Quoting sources is perfectly acceptable in papers; however, your paper should not be filled with quotations. Most professors would prefer you to use one of the other methods of source integration. They would rather hear your own words and ideas. Quotations should only be used when you are planning on analyzing the text or cannot put it into your own words. In the latter case, the quotation is too perfect to say any other way.

All quotations must appear in your paper EXACTLY as they do in the original source. DO NOT misrepresent a source with any quotations that are taken out of context or that do not reflect the overall meaning of the paper.

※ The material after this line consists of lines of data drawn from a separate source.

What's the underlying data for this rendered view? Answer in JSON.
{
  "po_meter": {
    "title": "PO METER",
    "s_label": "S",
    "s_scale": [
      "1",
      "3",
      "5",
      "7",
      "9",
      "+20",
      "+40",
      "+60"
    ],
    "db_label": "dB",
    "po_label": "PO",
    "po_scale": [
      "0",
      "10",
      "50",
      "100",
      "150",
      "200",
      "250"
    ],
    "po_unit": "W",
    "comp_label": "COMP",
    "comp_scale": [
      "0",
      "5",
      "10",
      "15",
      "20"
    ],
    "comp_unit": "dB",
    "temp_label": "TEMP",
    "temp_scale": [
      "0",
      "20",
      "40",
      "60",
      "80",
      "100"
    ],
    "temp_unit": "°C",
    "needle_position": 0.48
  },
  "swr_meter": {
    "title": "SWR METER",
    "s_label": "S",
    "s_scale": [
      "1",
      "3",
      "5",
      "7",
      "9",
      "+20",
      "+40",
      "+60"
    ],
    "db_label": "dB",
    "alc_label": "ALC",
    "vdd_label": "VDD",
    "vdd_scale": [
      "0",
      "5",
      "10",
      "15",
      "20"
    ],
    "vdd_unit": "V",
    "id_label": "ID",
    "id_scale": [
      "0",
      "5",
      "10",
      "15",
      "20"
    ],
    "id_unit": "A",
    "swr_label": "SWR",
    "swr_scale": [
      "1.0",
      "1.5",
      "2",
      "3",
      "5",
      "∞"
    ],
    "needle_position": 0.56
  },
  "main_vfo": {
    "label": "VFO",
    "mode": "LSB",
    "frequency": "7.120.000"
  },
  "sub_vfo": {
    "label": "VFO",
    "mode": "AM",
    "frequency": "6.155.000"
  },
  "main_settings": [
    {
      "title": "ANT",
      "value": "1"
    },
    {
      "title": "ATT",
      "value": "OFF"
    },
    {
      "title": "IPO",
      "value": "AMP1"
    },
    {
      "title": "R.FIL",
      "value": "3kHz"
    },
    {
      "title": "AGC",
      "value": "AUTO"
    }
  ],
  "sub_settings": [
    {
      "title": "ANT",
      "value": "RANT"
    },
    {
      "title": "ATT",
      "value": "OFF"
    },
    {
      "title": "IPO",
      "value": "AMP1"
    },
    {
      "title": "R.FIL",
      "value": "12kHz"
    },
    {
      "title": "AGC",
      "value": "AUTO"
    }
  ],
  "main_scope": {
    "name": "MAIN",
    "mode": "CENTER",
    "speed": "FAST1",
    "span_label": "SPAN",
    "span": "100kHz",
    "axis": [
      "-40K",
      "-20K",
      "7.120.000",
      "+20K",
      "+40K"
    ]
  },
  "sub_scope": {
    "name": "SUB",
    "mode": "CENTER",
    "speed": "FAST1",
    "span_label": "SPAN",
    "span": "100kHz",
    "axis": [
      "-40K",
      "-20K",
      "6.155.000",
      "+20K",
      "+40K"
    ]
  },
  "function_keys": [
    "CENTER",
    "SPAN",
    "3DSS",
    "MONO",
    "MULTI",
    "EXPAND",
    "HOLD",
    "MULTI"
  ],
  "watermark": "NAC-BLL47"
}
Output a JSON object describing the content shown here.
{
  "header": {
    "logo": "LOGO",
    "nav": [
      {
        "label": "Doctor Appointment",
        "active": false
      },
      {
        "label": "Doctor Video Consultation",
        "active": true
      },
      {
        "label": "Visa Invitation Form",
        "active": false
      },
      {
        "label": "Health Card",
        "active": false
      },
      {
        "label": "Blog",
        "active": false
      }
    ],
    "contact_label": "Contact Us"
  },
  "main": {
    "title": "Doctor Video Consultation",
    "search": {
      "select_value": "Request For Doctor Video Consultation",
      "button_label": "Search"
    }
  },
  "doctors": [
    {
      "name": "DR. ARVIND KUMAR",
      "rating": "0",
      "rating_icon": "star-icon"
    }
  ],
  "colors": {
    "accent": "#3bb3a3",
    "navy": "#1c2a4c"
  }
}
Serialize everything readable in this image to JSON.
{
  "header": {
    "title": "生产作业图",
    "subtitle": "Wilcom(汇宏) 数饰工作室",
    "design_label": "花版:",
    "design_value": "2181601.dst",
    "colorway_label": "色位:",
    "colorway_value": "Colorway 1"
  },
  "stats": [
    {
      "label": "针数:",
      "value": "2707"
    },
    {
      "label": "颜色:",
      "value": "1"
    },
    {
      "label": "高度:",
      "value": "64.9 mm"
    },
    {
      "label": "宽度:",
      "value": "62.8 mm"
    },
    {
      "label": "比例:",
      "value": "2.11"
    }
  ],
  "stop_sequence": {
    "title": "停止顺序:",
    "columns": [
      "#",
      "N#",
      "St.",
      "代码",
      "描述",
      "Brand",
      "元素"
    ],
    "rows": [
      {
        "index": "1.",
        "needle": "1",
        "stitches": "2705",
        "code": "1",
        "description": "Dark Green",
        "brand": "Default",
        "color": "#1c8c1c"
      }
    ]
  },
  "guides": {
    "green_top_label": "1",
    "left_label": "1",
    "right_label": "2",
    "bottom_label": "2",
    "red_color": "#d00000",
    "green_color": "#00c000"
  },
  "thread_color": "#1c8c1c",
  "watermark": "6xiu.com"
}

Using quotes does not make up for a lack of knowledge of the subject matter. If you use a quote, you should be prepared to explain the meaning and discuss the significance. If necessary, use a dictionary to figure out the meaning of the quotation. If you have the wrong meaning and use it in a way that contradicts your paper or is irrelevant, you will only discredit yourself.

Like paraphrases, quotations cannot be synthesized. This is because the words are exact from one particular source. You should provide page numbers for quotations whenever possible. Page numbers allow your reader to find the quotation and read the surrounding material.

Signal phrases for quotations are important. Technically, you can save all of your citation for the end of the sentence, but this does not make for a good paper. Using a quotation without any sort of introduction or signal makes it sound abrupt and out of place. Here are some examples of in-text citations for quotations:

MLA:

   According to Koch, "..." (42).
   "..." (Koch 42).



APA:

   Koch (2008) says, "..." (p. 42).
   "..." (Koch, 2008, p. 42).


Chicago/Turabian (note):

   According to Koch, "..."7 
   "..."3
 

Sources Used

American Psychological Association. (2009). Publication manual of the American Psychological
     Association (6th ed.). Washington D.C.: American Psychological Association.

Modern Language Association of America. MLA Handbook for Writers of Research Papers. 7th ed. New
      York: MLA Association of America, 2009. Print

Turabian, Kate. A Manual for Writers of Research Papers, Theses, and Dissertations. 7th ed. Chicago: 
      
University of Chicago Press, 2007.

 

Note: each reference is given in its own individual citation style.